(di Lara Sirignano) Il flash dell'ANSA viene battuto alle 9.15.
"Arrestato Matteo Messina Denaro".
Dalla cattura
dell'ultimo boss stragista di Cosa nostra sono passati appena
tre minuti. "Si dà atto che l'immobilizzazione e la
dichiarazione di arresto sono avvenute alle 9.12", si leggerà
nel verbale dei carabinieri del Ros che, il 16 gennaio di un
anno fa, hanno catturato l'ultimo boss stragista latitante da 30
anni. Le prime notizie lasciano basiti: l'uomo più ricercato
d'Italia è stato preso in una delle cliniche private più note di
Palermo, La Maddalena, poco prima di sottoporsi all'ennesima
seduta di chemioterapia.

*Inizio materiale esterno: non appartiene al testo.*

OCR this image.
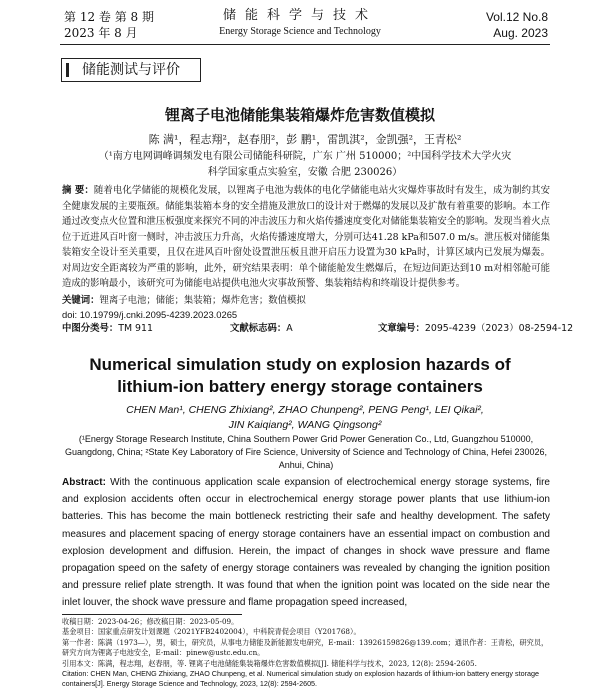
第 12 卷 第 8 期
2023 年 8 月
储能科学与技术
Energy Storage Science and Technology
Vol.12 No.8
Aug. 2023
储能测试与评价
锂离子电池储能集装箱爆炸危害数值模拟
陈 满¹，程志翔²，赵春朋²，彭 鹏¹，雷凯淇²，金凯强²，王青松²
（¹南方电网调峰调频发电有限公司储能科研院，广东 广州 510000；²中国科学技术大学火灾
科学国家重点实验室，安徽 合肥 230026）
摘 要：随着电化学储能的规模化发展，以锂离子电池为载体的电化学储能电站火灾爆炸事故时有发生，成为制约其安全健康发展的主要瓶颈。储能集装箱本身的安全措施及泄放口的设计对于燃爆的发展以及扩散有着重要的影响。本工作通过改变点火位置和泄压板强度来探究不同的冲击波压力和火焰传播速度变化对储能集装箱安全的影响。发现当着火点位于近进风百叶窗一侧时，冲击波压力升高，火焰传播速度增大，分别可达41.28 kPa和507.0 m/s。泄压板对储能集装箱安全设计至关重要，且仅在进风百叶窗处设置泄压板且泄开启压力设置为30 kPa时，计算区域内已发展为爆轰。对周边安全距离较为严重的影响，此外，研究结果表明：单个储能舱发生燃爆后，在短边间距达到10 m对相邻舱可能造成的影响最小，该研究可为储能电站提供电池火灾事故预警、集装箱结构和终端设计提供参考。
关键词：锂离子电池；储能；集装箱；爆炸危害；数值模拟
doi: 10.19799/j.cnki.2095-4239.2023.0265
中图分类号：TM 911	文献标志码：A	文章编号：2095-4239（2023）08-2594-12
Numerical simulation study on explosion hazards of
lithium-ion battery energy storage containers
CHEN Man¹, CHENG Zhixiang², ZHAO Chunpeng², PENG Peng¹, LEI Qikai²,
JIN Kaiqiang², WANG Qingsong²
(¹Energy Storage Research Institute, China Southern Power Grid Power Generation Co., Ltd, Guangzhou 510000, Guangdong, China; ²State Key Laboratory of Fire Science, University of Science and Technology of China, Hefei 230026, Anhui, China)
Abstract: With the continuous application scale expansion of electrochemical energy storage systems, fire and explosion accidents often occur in electrochemical energy storage power plants that use lithium-ion batteries. This has become the main bottleneck restricting their safe and healthy development. The safety measures and placement spacing of energy storage containers have an essential impact on combustion and explosion development and diffusion. Herein, the impact of changes in shock wave pressure and flame propagation speed on the safety of energy storage containers was revealed by changing the ignition position and pressure relief plate strength. It was found that when the ignition point was located on the side near the inlet louver, the shock wave pressure and flame propagation speed increased,
收稿日期：2023-04-26；修改稿日期：2023-05-09。
基金项目：国家重点研发计划课题（2021YFB2402004），中科院青促会项目（Y201768）。
第一作者：陈满（1973—），男，硕士，研究员，从事电力储能及新能源发电研究，E-mail：13926159826@139.com；通讯作者：王青松，研究员，研究方向为锂离子电池安全，E-mail：pinew@ustc.edu.cn。
引用本文：陈满，程志翔，赵春朋，等. 锂离子电池储能集装箱爆炸危害数值模拟[J]. 储能科学与技术，2023, 12(8): 2594-2605.
Citation: CHEN Man, CHENG Zhixiang, ZHAO Chunpeng, et al. Numerical simulation study on explosion hazards of lithium-ion battery energy storage containers[J]. Energy Storage Science and Technology, 2023, 12(8): 2594-2605.
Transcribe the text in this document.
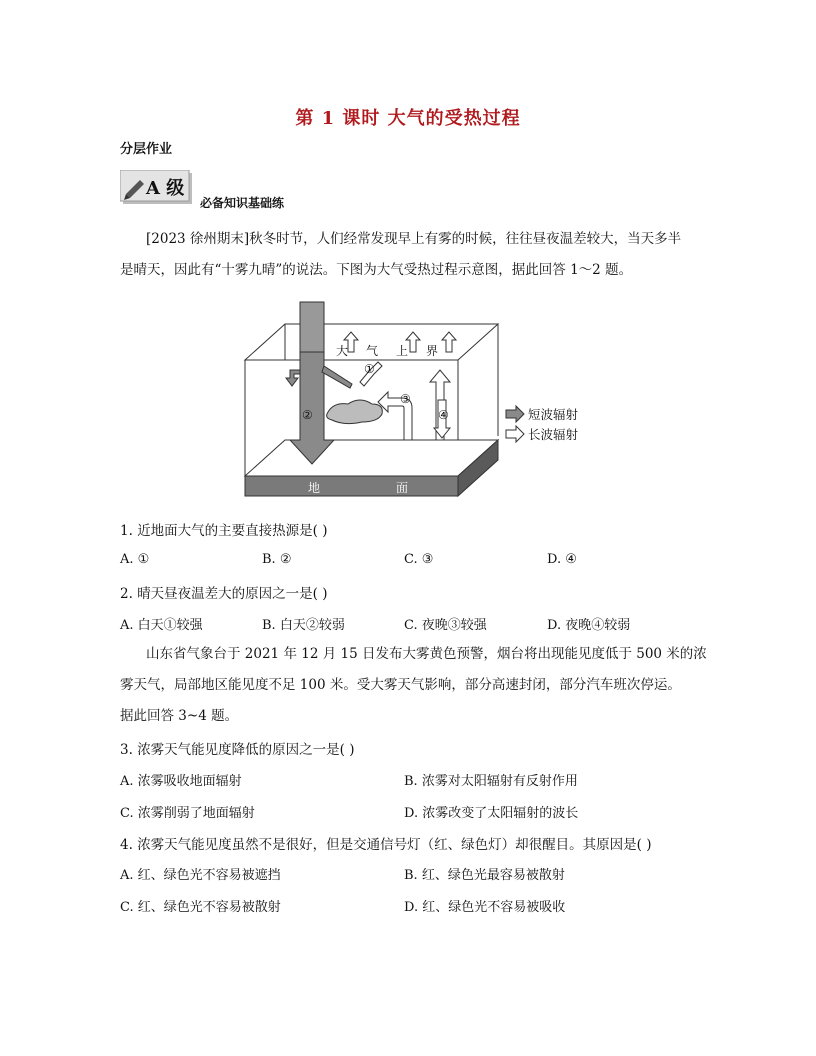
第 1 课时 大气的受热过程
分层作业
A 级
必备知识基础练
[2023 徐州期末]秋冬时节，人们经常发现早上有雾的时候，往往昼夜温差较大，当天多半
是晴天，因此有“十雾九晴”的说法。下图为大气受热过程示意图，据此回答 1～2 题。
大气上界
①
②
③
④
地	面
短波辐射
长波辐射
1. 近地面大气的主要直接热源是( )
A. ①	B. ②	C. ③	D. ④
2. 晴天昼夜温差大的原因之一是( )
A. 白天①较强	B. 白天②较弱	C. 夜晚③较强	D. 夜晚④较弱
山东省气象台于 2021 年 12 月 15 日发布大雾黄色预警，烟台将出现能见度低于 500 米的浓
雾天气，局部地区能见度不足 100 米。受大雾天气影响，部分高速封闭，部分汽车班次停运。
据此回答 3~4 题。
3. 浓雾天气能见度降低的原因之一是( )
A. 浓雾吸收地面辐射	B. 浓雾对太阳辐射有反射作用
C. 浓雾削弱了地面辐射	D. 浓雾改变了太阳辐射的波长
4. 浓雾天气能见度虽然不是很好，但是交通信号灯（红、绿色灯）却很醒目。其原因是( )
A. 红、绿色光不容易被遮挡	B. 红、绿色光最容易被散射
C. 红、绿色光不容易被散射	D. 红、绿色光不容易被吸收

La Primula Rossa di Cosa nostra dunque
era in cura a pochi chilometri dal suo paese, Castelvetrano.
Solo una delle incredibili scoperte che la Procura guidata da
Maurizio de Lucia e i carabinieri faranno.
Montone griffato, cappellino di lana in testa e al polso un
Franck Muller da 35mila euro. "Mi chiamo Matteo Messina Denaro",
risponde al militare del Ros che l'ha bloccato. Fuori dalla
clinica, "cinturata" dagli investigatori per evitare la beffa
della fuga, decine di palermitani, saputa la notizia, applaudono
i carabinieri.
Con l'ex latitante finisce in carcere un imprenditore di
Campobello di Mazara, Giovanni Luppino: è l'autista che ha
accompagnato il padrino nella struttura sanitaria. "Me l'avevano
presentato con un altro nome, mi ha chiesto un passaggio", dirà
ai militari che scopriranno dopo che quello del 16 gennaio era
solo uno dei 50 viaggi a Palermo fatti da Luppino e dal suo
passeggero. Mentre nelle redazioni arrivano decine di note di
politici ed esponenti delle istituzioni che si congratulano con
i pm di Palermo, la premier Giorgia Meloni vola nel capoluogo
per incontrare il procuratore e l'aggiunto Paolo Guido, i
magistrati che hanno coordinato il blitz. I particolari su una
cattura attesa da tre decenni arrivano nel corso della giornata.
Non mancano dietrologie e retroscena che raccontano di un
capomafia che ha scelto la resa e si è consegnato. Sarà il capo
dell'ufficio inquirente, nel corso di una conferenza stampa, a
raccontare i particolari del blitz. Ma solo dopo mesi sarà
davvero chiaro come i carabinieri siano arrivati a prendere
l'ultimo latitante di Cosa nostra. Che a portarli sulle tracce
di Messina Denaro sia stata involontariamente la sorella del
boss, Rosalia, arrestata due mesi dopo, è infatti ancora
riservato. A marzo si saprà tutta la verità e gli inquirenti
potranno raccontare di come i militari del Ros, mettendo le
microspie in un locale della casa della donna, nella gamba di
una sedia abbiano trovato un biglietto in cui la Messina Denaro
aveva scritto una sorta di diario clinico del boss, malato da
due anni di un gravissimo cancro al colon.
Dalla scoperta del biglietto - era l'8 dicembre - la macchina
investigativa si è messa in modo e attraverso uno screening dei
malati di tumore di tutta Italia i carabinieri arrivano a un
paziente compatibile per età e luogo di residenza al capomafia.
Il suo nome è Andrea Bonafede, un geometra di Campobello nipote
del capomafia Leonardo. Ma quando il paziente Bonafede risultava
in cura alla Maddalenna, il vero Bonafede era da tutt'altra
parte. Il sospetto prende corpo: il 14 gennaio i militari
scoprono che il malato si sarebbe sottoposto alla chemio il
lunedì successivo. E organizzano il blitz. Dall'arresto -
Messina Denaro viene portato nel supercarcere de L'Aquila - è un
susseguirsi di scoperte: dalla rete dei fiancheggiatori (finora
ne sono stati presi 9), ai covi di Campobello pieni di pizzini e
appunti, ai soldi sequestrati: circa 800mila euro cash. Inizia
una nuova fase delle indagini: ricostruire i 30 anni di
latitanza del capomafia.
Interrogato più volte, Messina Denaro accetta di rispondere,
ma precisa "non mi pento". Morirà la notte del 24 settembre, nel
reparto detenuti dell'ospedale de L'Aquila, dopo aver finalmente
riconosciuto la figlia naturale Lorenza.